For Text-to-Motion: use a seed when iterating on quality settings. Fix the seed so you can compare the effect of changing steps or CFG without random variation introducing noise into your comparison.
For Video-to-Motion: trim before uploading. The model captures everything in the video. Any idle, setup, or unintended motion appears in the output. Trim as precisely as possible.
For both: upload your character file when you know the target. Retargeting at generation time is faster and cleaner than doing it manually after the fact. Upload the mesh you intend to use and the output arrives already fitted to your rig.
For both: start with a short test clip before committing to a long generation. Run 3 to 5 seconds first to verify the motion concept works, then re-run at the final duration you need.
Known Limitations
Human motion only. Both models are trained on human motion capture. Non-human creatures, quadrupeds, and highly stylized or mechanical motion are not within the intended use case and may produce poor results.
Maximum clip length is 10 seconds. Longer sequences need to be assembled from multiple clips in your DCC.
Video-to-Motion has no quality controls. Unlike Text-to-Motion, there are no steps or guidance parameters. Output quality is determined entirely by the input video. Improving the result means improving the input.
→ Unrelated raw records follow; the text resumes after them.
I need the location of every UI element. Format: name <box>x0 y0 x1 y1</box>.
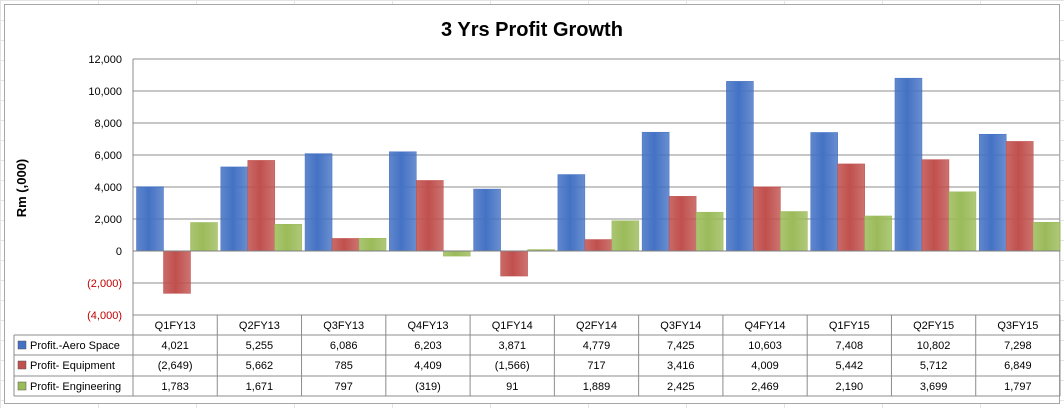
chart-area[interactable] <box>4 4 1060 404</box>
data-label: 6,849 <box>1004 360 1032 372</box>
bar <box>1032 221 1061 252</box>
series-name: Profit- Engineering <box>30 381 121 393</box>
category-label: Q1FY15 <box>829 320 870 332</box>
chart-title: 3 Yrs Profit Growth <box>441 19 623 41</box>
y-tick-label: (2,000) <box>87 278 122 290</box>
bar <box>500 250 528 277</box>
data-label: (1,566) <box>495 360 530 372</box>
data-label: 4,009 <box>751 360 779 372</box>
data-label: 5,255 <box>246 340 274 352</box>
bar <box>837 163 865 252</box>
data-label: 10,802 <box>917 340 951 352</box>
bar <box>894 77 923 252</box>
category-label: Q4FY13 <box>407 320 448 332</box>
data-label: 2,469 <box>751 381 779 393</box>
category-label: Q2FY14 <box>576 320 617 332</box>
y-tick-label: 0 <box>116 246 122 258</box>
data-label: 6,203 <box>414 340 442 352</box>
bar <box>780 211 808 252</box>
data-label: 5,712 <box>920 360 948 372</box>
data-label: 1,671 <box>246 381 274 393</box>
y-axis-label: Rm (,000) <box>14 159 29 218</box>
bar <box>611 220 640 252</box>
data-label: 3,871 <box>498 340 526 352</box>
bar <box>247 160 276 252</box>
bars <box>133 77 1061 294</box>
data-label: 91 <box>506 381 518 393</box>
bar <box>1005 141 1034 252</box>
bar <box>416 180 444 252</box>
data-label: 3,699 <box>920 381 948 393</box>
bar <box>584 239 613 252</box>
bar <box>331 238 360 252</box>
data-label: 2,190 <box>836 381 864 393</box>
category-label: Q2FY13 <box>239 320 280 332</box>
data-label: 3,416 <box>667 360 695 372</box>
data-label: 7,425 <box>667 340 695 352</box>
data-label: 4,409 <box>414 360 442 372</box>
bar <box>948 191 977 252</box>
y-tick-label: 6,000 <box>94 150 122 162</box>
data-label: 4,021 <box>161 340 189 352</box>
data-label: 7,298 <box>1004 340 1032 352</box>
data-label: 5,662 <box>246 360 274 372</box>
bar <box>163 250 191 294</box>
bar <box>810 132 838 252</box>
bar <box>220 166 249 252</box>
y-tick-label: 12,000 <box>88 54 122 66</box>
legend-key <box>17 360 27 370</box>
bar <box>304 153 333 252</box>
bar <box>668 196 697 252</box>
data-label: 10,603 <box>748 340 782 352</box>
y-tick-label: 10,000 <box>88 86 122 98</box>
data-label: (319) <box>415 381 441 393</box>
bar <box>190 222 218 252</box>
series-name: Profit.-Aero Space <box>30 340 120 352</box>
category-label: Q1FY14 <box>492 320 533 332</box>
y-tick-label: 2,000 <box>94 214 122 226</box>
legend-key <box>17 340 27 350</box>
category-label: Q4FY14 <box>745 320 786 332</box>
data-label: 6,086 <box>330 340 358 352</box>
bar <box>358 237 387 252</box>
bar <box>864 215 892 252</box>
y-tick-label: 8,000 <box>94 118 122 130</box>
data-label: 785 <box>335 360 353 372</box>
y-axis-ticks: 12,000 10,000 8,000 6,000 4,000 2,000 0 (2,000)… <box>87 54 122 322</box>
data-label: 1,783 <box>161 381 189 393</box>
data-label: 2,425 <box>667 381 695 393</box>
bar <box>443 250 471 257</box>
bar <box>641 131 670 252</box>
bar <box>389 151 417 252</box>
data-table: Q1FY13 Q2FY13 Q3FY13 Q4FY13 Q1FY14 Q2FY14 Q3FY… <box>13 314 1061 397</box>
data-label: 7,408 <box>836 340 864 352</box>
category-label: Q3FY15 <box>997 320 1038 332</box>
legend-key <box>17 381 27 391</box>
category-label: Q3FY13 <box>323 320 364 332</box>
category-label: Q3FY14 <box>660 320 701 332</box>
y-tick-label: 4,000 <box>94 182 122 194</box>
category-label: Q1FY13 <box>155 320 196 332</box>
data-label: (2,649) <box>158 360 193 372</box>
y-tick-label: (4,000) <box>87 310 122 322</box>
bar <box>695 211 724 252</box>
data-label: 4,779 <box>583 340 611 352</box>
data-label: 1,797 <box>1004 381 1032 393</box>
bar <box>921 159 950 252</box>
data-label: 1,889 <box>583 381 611 393</box>
bar <box>473 188 501 252</box>
bar <box>753 186 781 252</box>
series-name: Profit- Equipment <box>30 360 115 372</box>
data-label: 797 <box>335 381 353 393</box>
data-label: 717 <box>587 360 605 372</box>
bar <box>274 224 303 252</box>
category-label: Q2FY15 <box>913 320 954 332</box>
bar <box>136 186 164 252</box>
bar <box>726 81 754 252</box>
data-label: 5,442 <box>836 360 864 372</box>
bar <box>557 174 586 252</box>
bar <box>978 133 1007 252</box>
Fine details need cleanup. Complex hair, loose clothing, and partially occluded limbs are challenging for both models. Expect to do some cleanup in a DCC for production assets.
Use Cases
Game development: Generate locomotion, combat, idle, and interaction animations without a mocap session. Use Text-to-Motion for common actions, Video-to-Motion to capture specific movements from reference footage.
Film and previs: Block out character performance and staging from a text description, or extract timing from on-set actor reference, before committing to keyframe animation or full mocap.
Virtual humans and avatars: Build motion libraries for social platform avatars, virtual presenters, or interactive characters quickly from prompts or reference clips.
Rapid prototyping: Validate animation concepts, camera angles, and character blocking early in production without needing an animator for every iteration.